3. Parler finances… mais pas à tout bout de champ

Oui, vous devrez parler finances avec vos supérieurs. Mais peu avec vos équipes. Car les bons résultats financiers sont la conséquence d’un travail bien fait. Alors autant parler travail bien fait, amour du geste parfait et passion du métier avec vos équipes.

Les problèmes à résoudre qui font la performance ne se trouvent pas dans les tableaux Excel, mais sur le terrain. Les retraitements comptables donnent souvent une image déformée — parfois fausse — de la réalité.

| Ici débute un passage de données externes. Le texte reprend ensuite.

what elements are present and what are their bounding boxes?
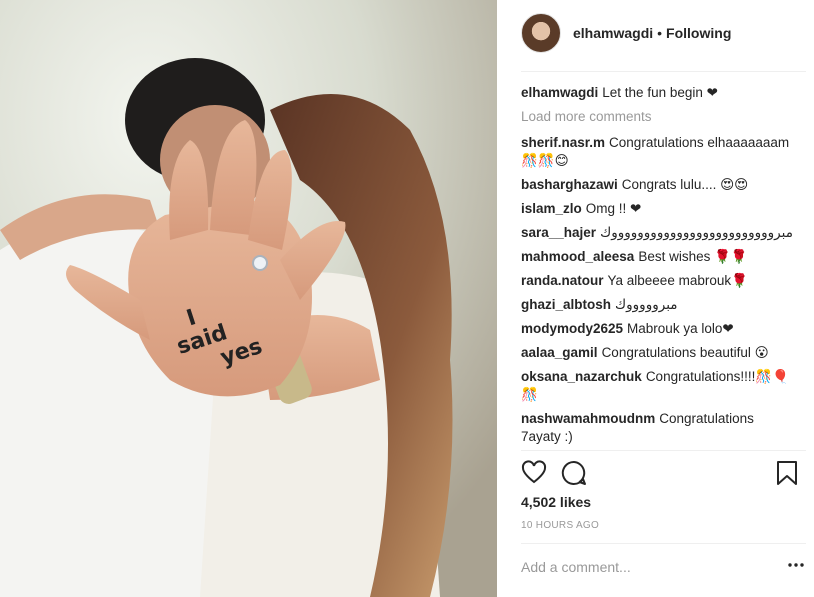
heart-icon[interactable] bbox=[521, 460, 547, 486]
following-button[interactable]: Following bbox=[666, 25, 731, 41]
caption-username[interactable]: elhamwagdi bbox=[521, 85, 598, 100]
comment-username[interactable]: ghazi_albtosh bbox=[521, 297, 611, 312]
divider bbox=[521, 543, 806, 544]
post-photo[interactable]: I said yes bbox=[0, 0, 497, 597]
comment-text: مبروووووووووووووووووووووووووك bbox=[600, 225, 793, 240]
comment-icon[interactable] bbox=[561, 460, 587, 486]
load-more-comments[interactable]: Load more comments bbox=[521, 108, 794, 126]
comment-item: islam_zlo Omg !! ❤ bbox=[521, 200, 794, 218]
comment-item: oksana_nazarchuk Congratulations!!!!🎊🎈🎊 bbox=[521, 368, 794, 404]
comment-item: basharghazawi Congrats lulu.... 😍😍 bbox=[521, 176, 794, 194]
comment-text: Congrats lulu.... 😍😍 bbox=[621, 177, 749, 192]
comment-item: randa.natour Ya albeeee mabrouk🌹 bbox=[521, 272, 794, 290]
comment-username[interactable]: nashwamahmoudnm bbox=[521, 411, 655, 426]
comment-username[interactable]: oksana_nazarchuk bbox=[521, 369, 642, 384]
bookmark-icon[interactable] bbox=[774, 460, 800, 486]
comment-text: Best wishes 🌹🌹 bbox=[638, 249, 748, 264]
likes-count[interactable]: 4,502 likes bbox=[521, 494, 591, 510]
comment-text: Omg !! ❤ bbox=[585, 201, 642, 216]
comment-item: nashwamahmoudnm Congratulations 7ayaty :) bbox=[521, 410, 794, 446]
comment-username[interactable]: mahmood_aleesa bbox=[521, 249, 634, 264]
comment-username[interactable]: sara__hajer bbox=[521, 225, 596, 240]
avatar[interactable] bbox=[521, 13, 561, 53]
header-username[interactable]: elhamwagdi bbox=[573, 25, 653, 41]
comment-username[interactable]: islam_zlo bbox=[521, 201, 582, 216]
header-separator: • bbox=[657, 25, 663, 41]
post-header: elhamwagdi • Following bbox=[521, 13, 731, 53]
comment-item: sherif.nasr.m Congratulations elhaaaaaaam… bbox=[521, 134, 794, 170]
comment-username[interactable]: randa.natour bbox=[521, 273, 604, 288]
comment-text: Mabrouk ya lolo❤ bbox=[627, 321, 734, 336]
divider bbox=[521, 450, 806, 451]
post-timestamp[interactable]: 10 HOURS AGO bbox=[521, 520, 599, 531]
more-options-icon[interactable] bbox=[788, 562, 804, 568]
comment-item: modymody2625 Mabrouk ya lolo❤ bbox=[521, 320, 794, 338]
add-comment-input[interactable] bbox=[521, 556, 771, 578]
comment-text: Ya albeeee mabrouk🌹 bbox=[607, 273, 748, 288]
comment-username[interactable]: aalaa_gamil bbox=[521, 345, 598, 360]
comment-username[interactable]: sherif.nasr.m bbox=[521, 135, 605, 150]
comment-item: sara__hajer مبروووووووووووووووووووووووووك bbox=[521, 224, 794, 242]
comment-item: ghazi_albtosh مبروووووك bbox=[521, 296, 794, 314]
comment-item: mahmood_aleesa Best wishes 🌹🌹 bbox=[521, 248, 794, 266]
comment-text: Congratulations beautiful 😮 bbox=[601, 345, 769, 360]
caption: elhamwagdi Let the fun begin ❤ bbox=[521, 84, 794, 102]
caption-text: Let the fun begin ❤ bbox=[602, 85, 718, 100]
comment-username[interactable]: modymody2625 bbox=[521, 321, 623, 336]
comment-item: aalaa_gamil Congratulations beautiful 😮 bbox=[521, 344, 794, 362]
comment-text: مبروووووك bbox=[615, 297, 678, 312]
post-side-panel: elhamwagdi • Following elhamwagdi Let the… bbox=[497, 0, 814, 597]
comments-list: elhamwagdi Let the fun begin ❤ Load more … bbox=[521, 84, 794, 452]
comment-username[interactable]: basharghazawi bbox=[521, 177, 618, 192]
action-bar bbox=[521, 460, 806, 488]
divider bbox=[521, 71, 806, 72]
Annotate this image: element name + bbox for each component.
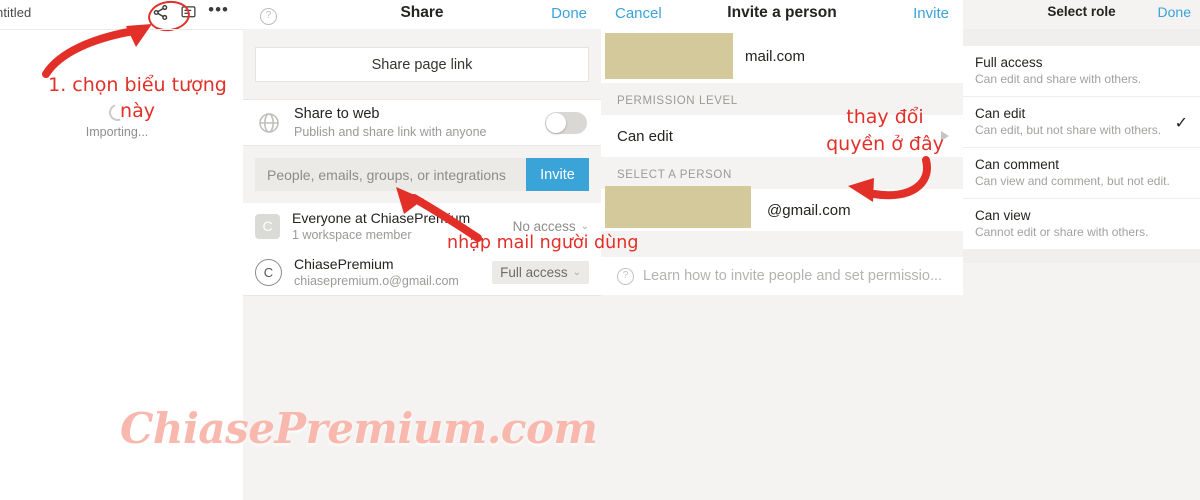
page-title: ntitled bbox=[0, 5, 32, 20]
share-to-web-toggle[interactable] bbox=[545, 111, 587, 134]
select-role-done-button[interactable]: Done bbox=[1158, 4, 1191, 20]
role-value: Full access bbox=[500, 264, 568, 280]
role-description: Can edit and share with others. bbox=[975, 72, 1142, 86]
role-option-can-view[interactable]: Can view Cannot edit or share with other… bbox=[963, 199, 1200, 249]
role-dropdown[interactable]: Full access ⌄ bbox=[492, 260, 589, 284]
select-role-panel: Select role Done Full access Can edit an… bbox=[963, 0, 1200, 500]
spacer bbox=[963, 249, 1200, 263]
share-to-web-title: Share to web bbox=[294, 105, 380, 122]
share-panel-title: Share bbox=[400, 4, 444, 21]
divider bbox=[243, 295, 601, 296]
person-email: @gmail.com bbox=[767, 201, 851, 219]
person-subtitle: chiasepremium.o@gmail.com bbox=[294, 273, 459, 288]
person-texts: ChiasePremium chiasepremium.o@gmail.com bbox=[294, 256, 492, 289]
divider bbox=[243, 145, 601, 146]
spacer bbox=[963, 29, 1200, 46]
redaction-block bbox=[605, 33, 733, 79]
share-to-web-row[interactable]: Share to web Publish and share link with… bbox=[243, 100, 601, 145]
email-field[interactable]: mail.com bbox=[601, 29, 963, 83]
role-description: Can edit, but not share with others. bbox=[975, 123, 1162, 137]
share-to-web-subtitle: Publish and share link with anyone bbox=[294, 124, 487, 139]
share-panel-body: Share page link Share to web Publish and… bbox=[243, 47, 601, 296]
share-to-web-texts: Share to web Publish and share link with… bbox=[294, 106, 545, 140]
app-topbar: ntitled ••• bbox=[0, 0, 243, 34]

Par exemple, une mauvaise performance financière peut venir… du mode de financement lui-même, pas de l’équipe. Ou encore de facteurs invisibles dans les benchmarks : contraintes architecturales, qualité, motivation des équipes…

4. Accepter de sacrifier le court terme pour viser le long terme

Ne pas recruter pour « un hiver peut-être difficile » peut sembler raisonnable sur le papier. Mais les hivers sont presque toujours difficiles. Et le coût réel d’un sous-effectif se mesure en patients mal pris en charge… et en personnel en souffrance.

5. Ne jamais surinvestir la police des mœurs au-delà du cadre prévu

Certains comportements révoltent. C’est normal. Mais le cadre doit rester celui de la procédure : enquête, conseil de discipline, signalement au procureur.

S’en mêler personnellement, au-delà de ce cadre, c’est prendre le risque de déstabiliser le processus (juridique, administratif, collectif). Et surtout, de détourner l’attention de ce qui devrait rester le centre de gravité : le client, sa satisfaction et la sécurité de tous.

6. Considérer la motivation des équipes comme un facteur clé de performance

Trop souvent considérée comme un « bonus », la motivation est en réalité un levier fondamental.

Une réorganisation mal concertée (changement d’horaires, par exemple) peut démotiver durablement une équipe. Dans mon expérience, les décisions prises sans les équipes se paient toujours en performance.

7. Ne jamais sacrifier l’apprentissage à l’autel du processus

On vous dira que le bon processus donne forcément un bon résultat. Faux.

Sans les bonnes personnes, formées, impliquées, responsabilisées, le processus reste lettre morte. Améliorer la recette n’a aucun sens si le cuisinier la connaît déjà par cœur… ou ne la regarde plus.

Développer les personnes est la clé. Les procédures doivent être construites avec elles, pas pour elles. Le design « idéal » d’un process, conçu en chambre par des experts, pénètre rarement le terrain.

En conclusion

Faire du lean, c’est renoncer à beaucoup d’illusions : celle du contrôle total, des plans parfaits, des tableaux rassurants. C’est une pratique exigeante, modeste, patiente, qui oblige à faire confiance, à écouter, à apprendre… Et surtout, à replacer le client et les équipes au centre.

Ce n’est pas toujours confortable. Mais c’est, à mon sens, le seul chemin vers une amélioration sincère et durable.